Aussitôt qu’il fut parti, Aniouta s’enfuit dans sa chambre, où elle se jeta sur son lit en fondant en larmes :

« Toujours, toujours on me gâte tout », répétait-elle avec des sanglots convulsifs.

Notre pauvre maman se sentait coupable sans avoir commis la moindre faute ; et, froissée de voir que, malgré ses tentatives de conciliation, chacun lui en voulait, elle se prit aussi à pleurer.

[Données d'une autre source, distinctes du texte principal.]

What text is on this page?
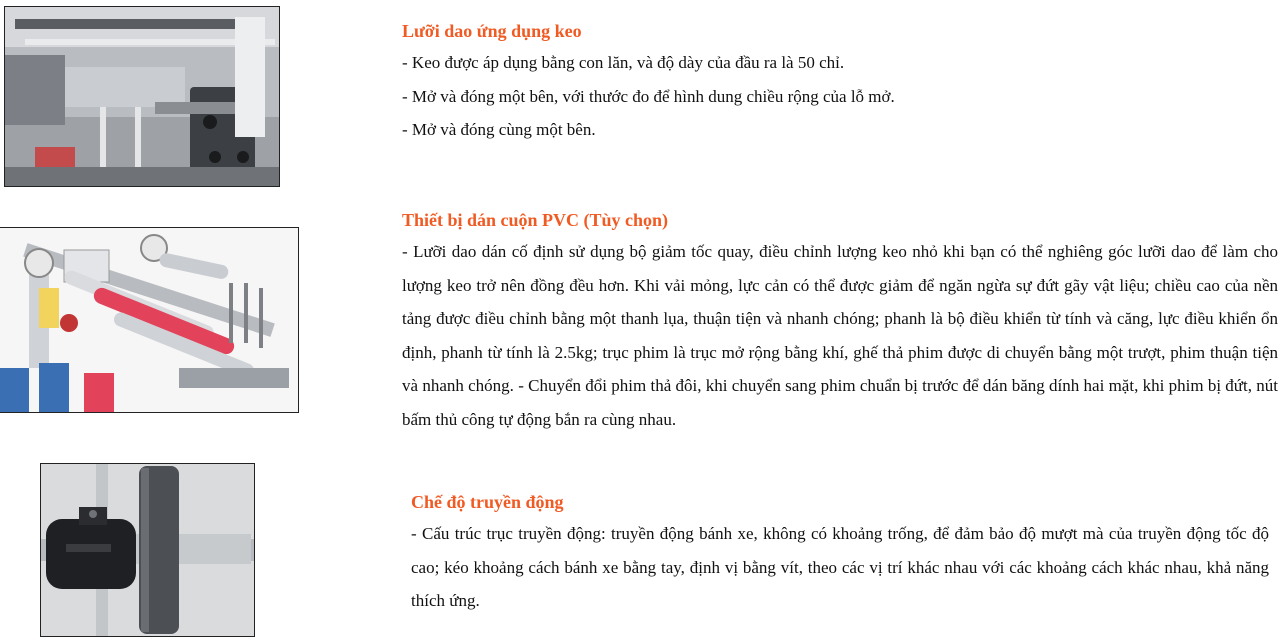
Lưỡi dao ứng dụng keo

- Keo được áp dụng bằng con lăn, và độ dày của đầu ra là 50 chỉ.

- Mở và đóng một bên, với thước đo để hình dung chiều rộng của lỗ mở.

- Mở và đóng cùng một bên.

Thiết bị dán cuộn PVC (Tùy chọn)

- Lưỡi dao dán cố định sử dụng bộ giảm tốc quay, điều chỉnh lượng keo nhỏ khi bạn có thể nghiêng góc lưỡi dao để làm cho lượng keo trở nên đồng đều hơn. Khi vải mỏng, lực cản có thể được giảm để ngăn ngừa sự đứt gãy vật liệu; chiều cao của nền tảng được điều chỉnh bằng một thanh lụa, thuận tiện và nhanh chóng; phanh là bộ điều khiển từ tính và căng, lực điều khiển ổn định, phanh từ tính là 2.5kg; trục phim là trục mở rộng bằng khí, ghế thả phim được di chuyển bằng một trượt, phim thuận tiện và nhanh chóng. - Chuyển đổi phim thả đôi, khi chuyển sang phim chuẩn bị trước để dán băng dính hai mặt, khi phim bị đứt, nút bấm thủ công tự động bắn ra cùng nhau.

Chế độ truyền động

- Cấu trúc trục truyền động: truyền động bánh xe, không có khoảng trống, để đảm bảo độ mượt mà của truyền động tốc độ cao; kéo khoảng cách bánh xe bằng tay, định vị bằng vít, theo các vị trí khác nhau với các khoảng cách khác nhau, khả năng thích ứng.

« Tu es toujours ainsi, disait-elle à sa fille d’un ton de reproche, sanglotant elle-même comme un enfant : on ne parvient jamais à te satisfaire. Ton père a fait tout ce que tu voulais, il t’a permis de faire la connaissance de ton idéal, j’ai supporté sa grossièreté pendant une heure, et c’est nous que tu accuses ! »

En un mot nous étions tous malheureux ; cette visite si attendue, à laquelle on s’était préparé si longtemps à l’avance, ne laissait qu’une impression pénible.

Cependant, au bout de quatre ou cinq jours, Dostoiévsky revint ; et, cette fois, sa visite tomba fort à propos ; ni maman, ni les tantes ne se trouvaient à la maison ; nous étions seules, ma sœur et moi, et la glace fut aussitôt rompue. Théodore Mikhaïlovitch prit Aniouta par la main, ils s’assirent l’un près de l’autre sur un canapé et causèrent comme d’anciens amis.